Earnings are set to fall over 40% in the first quarter reporting season and come in worse than that of the large caps. Valuations still favour large caps and expectations have been reduced, but we think they have further room to fall. This leads us to believe that this rally could peter out sooner rather than later and we could be in for a wide trading range going forward.
1 comment:
Will The Rally Continue?
Kirk Shinkle
6 April 2009
Who’s tossing cold water on the rally? A few folks, including Merrill Lynch and Morgan Stanley in separate reports today, are predicting the bounce off of March lows is in for a bit of retrenchment.
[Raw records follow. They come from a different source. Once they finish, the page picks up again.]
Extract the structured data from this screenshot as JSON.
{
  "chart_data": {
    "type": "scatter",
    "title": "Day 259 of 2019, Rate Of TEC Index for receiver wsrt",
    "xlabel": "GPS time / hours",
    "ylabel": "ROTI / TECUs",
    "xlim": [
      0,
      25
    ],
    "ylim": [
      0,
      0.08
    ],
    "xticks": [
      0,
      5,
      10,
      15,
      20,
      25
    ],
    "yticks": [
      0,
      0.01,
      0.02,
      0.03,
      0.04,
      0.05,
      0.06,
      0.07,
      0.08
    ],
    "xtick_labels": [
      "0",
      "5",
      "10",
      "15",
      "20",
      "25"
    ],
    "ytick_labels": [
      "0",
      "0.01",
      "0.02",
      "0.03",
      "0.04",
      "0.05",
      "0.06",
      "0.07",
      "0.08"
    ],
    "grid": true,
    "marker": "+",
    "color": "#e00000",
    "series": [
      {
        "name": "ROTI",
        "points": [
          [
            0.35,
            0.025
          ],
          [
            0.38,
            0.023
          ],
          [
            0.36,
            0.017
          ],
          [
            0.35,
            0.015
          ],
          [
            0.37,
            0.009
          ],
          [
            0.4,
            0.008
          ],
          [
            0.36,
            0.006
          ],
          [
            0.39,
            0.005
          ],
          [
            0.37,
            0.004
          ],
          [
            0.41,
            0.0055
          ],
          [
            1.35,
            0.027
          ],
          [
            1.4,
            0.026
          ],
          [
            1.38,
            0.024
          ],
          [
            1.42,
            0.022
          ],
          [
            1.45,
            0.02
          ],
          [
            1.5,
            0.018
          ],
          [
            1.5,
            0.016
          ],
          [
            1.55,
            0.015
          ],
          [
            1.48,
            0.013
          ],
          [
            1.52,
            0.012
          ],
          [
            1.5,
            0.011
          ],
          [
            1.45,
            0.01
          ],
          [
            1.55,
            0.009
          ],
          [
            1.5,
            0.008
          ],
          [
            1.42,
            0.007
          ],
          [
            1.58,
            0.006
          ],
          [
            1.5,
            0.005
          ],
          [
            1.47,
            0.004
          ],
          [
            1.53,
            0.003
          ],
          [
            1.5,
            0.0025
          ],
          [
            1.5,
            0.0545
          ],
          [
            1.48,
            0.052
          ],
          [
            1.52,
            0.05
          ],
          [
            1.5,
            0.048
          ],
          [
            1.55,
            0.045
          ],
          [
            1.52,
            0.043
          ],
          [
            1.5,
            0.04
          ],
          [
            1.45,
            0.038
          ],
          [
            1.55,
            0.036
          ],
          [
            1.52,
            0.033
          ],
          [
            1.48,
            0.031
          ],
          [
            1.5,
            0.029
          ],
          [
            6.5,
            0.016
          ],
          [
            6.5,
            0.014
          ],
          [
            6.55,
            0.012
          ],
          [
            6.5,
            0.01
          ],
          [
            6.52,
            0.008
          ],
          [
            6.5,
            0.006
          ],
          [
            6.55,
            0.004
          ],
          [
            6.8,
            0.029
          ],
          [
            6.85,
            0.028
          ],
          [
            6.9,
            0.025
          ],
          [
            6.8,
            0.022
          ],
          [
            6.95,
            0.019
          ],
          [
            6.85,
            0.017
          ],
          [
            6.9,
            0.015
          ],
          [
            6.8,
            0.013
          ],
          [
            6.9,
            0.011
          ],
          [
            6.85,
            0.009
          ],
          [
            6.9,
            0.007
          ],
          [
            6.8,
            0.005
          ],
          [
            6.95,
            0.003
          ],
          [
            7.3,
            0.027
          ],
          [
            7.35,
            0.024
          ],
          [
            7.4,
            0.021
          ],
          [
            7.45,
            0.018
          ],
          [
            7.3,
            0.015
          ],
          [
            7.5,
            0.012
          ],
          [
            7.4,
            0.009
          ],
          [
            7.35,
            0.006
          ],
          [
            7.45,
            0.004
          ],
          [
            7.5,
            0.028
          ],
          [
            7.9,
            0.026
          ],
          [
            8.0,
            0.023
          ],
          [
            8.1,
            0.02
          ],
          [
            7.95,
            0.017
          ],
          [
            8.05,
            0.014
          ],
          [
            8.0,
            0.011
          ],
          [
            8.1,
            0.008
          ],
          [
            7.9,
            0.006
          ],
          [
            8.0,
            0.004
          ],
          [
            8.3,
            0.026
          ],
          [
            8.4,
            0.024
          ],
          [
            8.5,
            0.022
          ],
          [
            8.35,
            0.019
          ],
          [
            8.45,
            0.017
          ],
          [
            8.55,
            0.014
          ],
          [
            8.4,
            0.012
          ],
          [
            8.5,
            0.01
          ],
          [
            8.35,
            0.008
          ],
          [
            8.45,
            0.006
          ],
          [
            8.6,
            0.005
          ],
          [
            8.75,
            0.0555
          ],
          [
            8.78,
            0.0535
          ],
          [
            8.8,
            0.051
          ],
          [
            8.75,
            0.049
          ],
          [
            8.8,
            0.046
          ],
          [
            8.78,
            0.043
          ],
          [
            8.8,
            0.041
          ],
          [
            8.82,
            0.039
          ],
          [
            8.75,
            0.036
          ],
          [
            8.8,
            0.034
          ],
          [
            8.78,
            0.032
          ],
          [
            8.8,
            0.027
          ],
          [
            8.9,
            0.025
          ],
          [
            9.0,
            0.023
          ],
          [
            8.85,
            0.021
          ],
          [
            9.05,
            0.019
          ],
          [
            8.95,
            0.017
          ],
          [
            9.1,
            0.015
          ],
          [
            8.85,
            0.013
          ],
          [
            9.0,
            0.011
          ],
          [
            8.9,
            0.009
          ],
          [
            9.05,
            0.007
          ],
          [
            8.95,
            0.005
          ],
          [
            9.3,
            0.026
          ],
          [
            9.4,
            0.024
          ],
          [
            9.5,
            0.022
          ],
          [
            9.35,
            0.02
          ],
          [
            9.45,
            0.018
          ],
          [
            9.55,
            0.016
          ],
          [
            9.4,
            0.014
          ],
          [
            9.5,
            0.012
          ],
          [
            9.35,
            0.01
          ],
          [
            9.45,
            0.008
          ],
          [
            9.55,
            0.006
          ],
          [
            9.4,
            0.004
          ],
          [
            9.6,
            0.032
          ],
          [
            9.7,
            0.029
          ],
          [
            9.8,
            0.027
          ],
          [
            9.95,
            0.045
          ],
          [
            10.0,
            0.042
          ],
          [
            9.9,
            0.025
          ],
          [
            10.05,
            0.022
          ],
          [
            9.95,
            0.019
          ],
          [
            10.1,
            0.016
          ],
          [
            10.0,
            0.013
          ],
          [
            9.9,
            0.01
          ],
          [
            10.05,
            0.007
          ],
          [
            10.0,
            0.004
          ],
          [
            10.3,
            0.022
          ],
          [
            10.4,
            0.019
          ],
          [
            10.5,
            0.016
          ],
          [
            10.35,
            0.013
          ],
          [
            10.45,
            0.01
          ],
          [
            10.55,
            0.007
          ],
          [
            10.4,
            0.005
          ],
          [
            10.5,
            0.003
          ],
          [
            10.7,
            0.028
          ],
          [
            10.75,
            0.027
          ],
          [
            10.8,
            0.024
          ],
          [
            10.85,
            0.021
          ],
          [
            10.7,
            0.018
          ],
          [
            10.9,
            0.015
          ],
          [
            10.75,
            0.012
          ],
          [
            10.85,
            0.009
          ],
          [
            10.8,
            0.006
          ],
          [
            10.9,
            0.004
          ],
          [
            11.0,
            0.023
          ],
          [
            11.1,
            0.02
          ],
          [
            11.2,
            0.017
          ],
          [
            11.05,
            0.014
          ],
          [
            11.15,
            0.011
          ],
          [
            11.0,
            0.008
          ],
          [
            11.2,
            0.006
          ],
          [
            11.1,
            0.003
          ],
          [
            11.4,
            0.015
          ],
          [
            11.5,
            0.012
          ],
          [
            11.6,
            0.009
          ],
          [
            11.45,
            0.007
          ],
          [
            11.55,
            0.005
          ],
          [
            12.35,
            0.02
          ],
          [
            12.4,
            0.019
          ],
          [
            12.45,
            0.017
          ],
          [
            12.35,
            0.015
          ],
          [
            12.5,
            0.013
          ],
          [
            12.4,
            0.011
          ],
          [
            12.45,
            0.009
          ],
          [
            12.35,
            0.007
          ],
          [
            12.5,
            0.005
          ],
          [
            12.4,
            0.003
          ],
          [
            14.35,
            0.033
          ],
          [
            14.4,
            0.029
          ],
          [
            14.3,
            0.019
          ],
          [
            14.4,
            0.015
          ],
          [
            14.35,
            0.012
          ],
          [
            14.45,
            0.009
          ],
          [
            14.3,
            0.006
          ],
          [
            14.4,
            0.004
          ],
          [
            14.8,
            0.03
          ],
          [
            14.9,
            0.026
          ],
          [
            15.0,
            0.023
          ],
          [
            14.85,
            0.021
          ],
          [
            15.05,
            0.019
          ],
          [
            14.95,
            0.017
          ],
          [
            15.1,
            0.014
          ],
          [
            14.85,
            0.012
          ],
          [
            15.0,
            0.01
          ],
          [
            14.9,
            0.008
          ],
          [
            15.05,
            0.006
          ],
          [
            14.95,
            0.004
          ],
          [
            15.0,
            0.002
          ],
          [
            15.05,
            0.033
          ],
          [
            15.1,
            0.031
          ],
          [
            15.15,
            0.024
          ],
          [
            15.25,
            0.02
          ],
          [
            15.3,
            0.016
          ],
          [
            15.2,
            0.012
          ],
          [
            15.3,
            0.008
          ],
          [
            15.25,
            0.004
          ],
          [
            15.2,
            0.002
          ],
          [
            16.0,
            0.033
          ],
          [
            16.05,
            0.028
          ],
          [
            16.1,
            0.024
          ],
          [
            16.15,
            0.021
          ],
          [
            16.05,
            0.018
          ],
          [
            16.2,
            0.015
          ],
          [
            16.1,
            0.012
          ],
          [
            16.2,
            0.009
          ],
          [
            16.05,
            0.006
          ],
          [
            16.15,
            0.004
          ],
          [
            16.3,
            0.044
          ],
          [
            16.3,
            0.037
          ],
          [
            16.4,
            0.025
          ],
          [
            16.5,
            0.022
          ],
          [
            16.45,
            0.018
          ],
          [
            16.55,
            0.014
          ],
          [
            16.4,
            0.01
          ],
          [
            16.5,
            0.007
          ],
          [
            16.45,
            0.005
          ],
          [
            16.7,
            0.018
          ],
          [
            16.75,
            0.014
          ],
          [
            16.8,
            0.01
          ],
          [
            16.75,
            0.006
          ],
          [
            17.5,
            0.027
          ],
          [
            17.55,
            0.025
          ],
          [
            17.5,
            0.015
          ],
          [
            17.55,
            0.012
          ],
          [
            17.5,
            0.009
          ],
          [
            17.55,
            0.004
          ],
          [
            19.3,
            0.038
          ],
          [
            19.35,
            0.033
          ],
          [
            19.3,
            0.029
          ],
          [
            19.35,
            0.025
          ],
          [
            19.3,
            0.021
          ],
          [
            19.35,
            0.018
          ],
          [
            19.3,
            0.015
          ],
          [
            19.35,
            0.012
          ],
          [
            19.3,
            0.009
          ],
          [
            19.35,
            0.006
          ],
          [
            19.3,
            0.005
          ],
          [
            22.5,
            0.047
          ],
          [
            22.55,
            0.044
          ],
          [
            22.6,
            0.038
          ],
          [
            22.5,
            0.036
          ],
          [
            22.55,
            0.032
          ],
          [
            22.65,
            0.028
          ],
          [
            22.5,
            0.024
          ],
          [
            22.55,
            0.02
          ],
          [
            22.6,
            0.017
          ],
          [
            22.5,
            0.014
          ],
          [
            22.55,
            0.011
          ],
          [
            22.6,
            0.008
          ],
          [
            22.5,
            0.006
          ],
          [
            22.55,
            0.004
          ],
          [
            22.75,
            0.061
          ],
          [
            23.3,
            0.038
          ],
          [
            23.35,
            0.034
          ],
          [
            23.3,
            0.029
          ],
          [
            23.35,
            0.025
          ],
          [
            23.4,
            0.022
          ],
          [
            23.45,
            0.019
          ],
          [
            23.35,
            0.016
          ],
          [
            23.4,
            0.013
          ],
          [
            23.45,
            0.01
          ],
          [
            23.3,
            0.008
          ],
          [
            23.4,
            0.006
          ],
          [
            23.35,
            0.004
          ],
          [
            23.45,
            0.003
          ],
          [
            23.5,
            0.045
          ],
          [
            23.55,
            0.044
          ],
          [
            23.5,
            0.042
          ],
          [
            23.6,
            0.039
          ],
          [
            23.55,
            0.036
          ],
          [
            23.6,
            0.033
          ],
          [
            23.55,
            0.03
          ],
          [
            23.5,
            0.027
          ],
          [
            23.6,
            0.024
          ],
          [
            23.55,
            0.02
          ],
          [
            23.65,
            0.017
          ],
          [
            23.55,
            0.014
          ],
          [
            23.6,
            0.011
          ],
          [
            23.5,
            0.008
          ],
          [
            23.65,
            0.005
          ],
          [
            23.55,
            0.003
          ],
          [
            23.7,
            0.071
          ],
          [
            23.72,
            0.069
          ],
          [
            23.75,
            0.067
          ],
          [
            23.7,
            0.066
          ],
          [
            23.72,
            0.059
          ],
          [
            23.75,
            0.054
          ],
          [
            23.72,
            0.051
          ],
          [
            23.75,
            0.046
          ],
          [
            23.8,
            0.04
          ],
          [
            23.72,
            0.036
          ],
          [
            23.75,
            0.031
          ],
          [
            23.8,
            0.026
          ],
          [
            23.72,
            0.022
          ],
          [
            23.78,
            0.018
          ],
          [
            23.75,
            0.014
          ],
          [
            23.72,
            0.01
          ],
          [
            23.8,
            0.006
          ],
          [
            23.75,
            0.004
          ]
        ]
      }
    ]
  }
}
Morgan says it’s moving 5 percent of its equity allocation into bonds, and is still 5 percent overweight cash because the bear market isn’t over. From Morgan (via Reuters): “Our three signposts to identify the end of the bear market do not flash green. We wish to wait for fundamentals to be close to trough before turning more bullish.
The three fundamentals we look at are:
1) Earnings; 2) US housing; and 3) banks’ balance sheets.” Bottom line: The situation is getting better for stocks, but it’s not exactly good. Equities “have already rallied since March 9, and seem to be drawing more investors in. Now we have to decide whether this is towards the end of another bear market rally that we should sell into now that hope has grown, or the start of a much larger advance, maybe even a new bull market. Our decision is to sell into strength now.”
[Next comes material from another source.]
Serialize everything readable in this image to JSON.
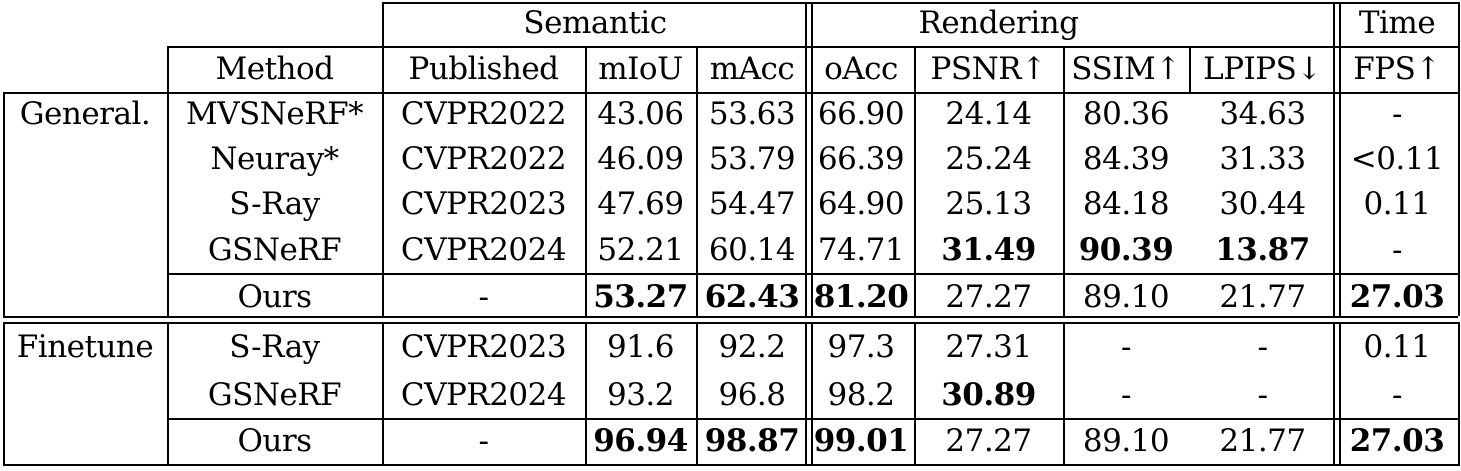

More broadly, Morgan notes that even after the wrenching market declines over the last year we’ve still not experienced a meaningful period of undervaluation in equities since the biggest valuation overshoot ever way back in 2000. Also, the jobs picture remains generally bleak. Morgan says it could be wrong on its bearish call if policy actions have in fact turned the market, but until the glut of unsold homes comes down and loan officers start to cheer up a bit, they remain solidly bearish.
The more-bearish analysts at Merrill Lynch also aren’t buying the latest run-up as a confirmation that markets are getting the all-clear signal. Small cap analyst Steve Desanctis says that even though a big small-stock rally usually leads the bounce off the bottom, this time there’s a good chance of more bad news on the way. He writes (bold is mine):
Although it certainly feels good when stocks move higher, we are still skeptical of this rally as none of our indicators improved and in fact, one slipped. High-yield spreads narrowed marginally last month and still stand at extremely high levels versus its historical average and high-yield financing actually slowed. Volatility is still up on a year-over-year basis and thus far this year, over 20% of the trading days the intraday swing between the high and low of the Russell 2000 exceed 5%.
Earnings are set to fall over 40% in the first quarter reporting season and come in worse than that of the large caps. Valuations still favour large caps and expectations have been reduced, but we think they have further room to fall. This leads us to believe that this rally could peter out sooner rather than later and we could be in for a wide trading range going forward.